Le film est une bonne surprise... dès lors qu'on n'attend généralement pas grand-chose d'un film de Léon Mathot. Ce dernier utilise habilement la densité dramatique qu'introduit le bon scénario de René Wheeler. Du rythme, du mouvement et une direction d'acteurs plutôt réussie (en particulier Hélène Perdrière, très bien dans un rôle potentiellement mélo) : Mathot met en scène un drame qui a l'apparence du polar. Un polar de l'Occupation.
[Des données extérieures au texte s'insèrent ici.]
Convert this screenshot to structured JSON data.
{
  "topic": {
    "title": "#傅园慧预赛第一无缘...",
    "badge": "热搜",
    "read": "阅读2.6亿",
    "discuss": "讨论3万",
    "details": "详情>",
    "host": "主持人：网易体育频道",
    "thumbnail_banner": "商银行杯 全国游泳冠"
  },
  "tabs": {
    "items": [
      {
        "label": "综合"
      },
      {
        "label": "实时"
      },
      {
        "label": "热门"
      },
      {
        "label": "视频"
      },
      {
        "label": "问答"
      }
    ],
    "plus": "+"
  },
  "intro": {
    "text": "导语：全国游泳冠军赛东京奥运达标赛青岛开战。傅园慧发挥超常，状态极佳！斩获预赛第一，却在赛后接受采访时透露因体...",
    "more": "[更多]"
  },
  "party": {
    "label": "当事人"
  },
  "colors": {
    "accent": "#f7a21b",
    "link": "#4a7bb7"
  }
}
Une serveuse de bar secourt un résistant qui vient d'échapper à la gestapo. Episode introductif pas nécessairement réaliste mais bien mené. L'intérêt du film, tourné si peu de temps après la Libération, c'est d'oser montrer, à un moment où on est plus enclin à exalter l'esprit de résistance, les auxiliaires ordinaires des Allemands, gestapistes et collabos, mi flics, mi-truands occupés à poursuivre le résistant fugitif. Les bons et les mauvais Français se partagent l'intrigue dans une ambiance de soupçon. On sent une écriture qui n'est pas tant destinée à régler des comptes qu'à donner un échantillon d'attitudes.
On trouvera aussi des détails qui ne passent pas inaperçus aujourd'hui, comme le vélo-taxi ou les rues parisiennes non éclairées la nuit, ce qui complique de s'y repérer.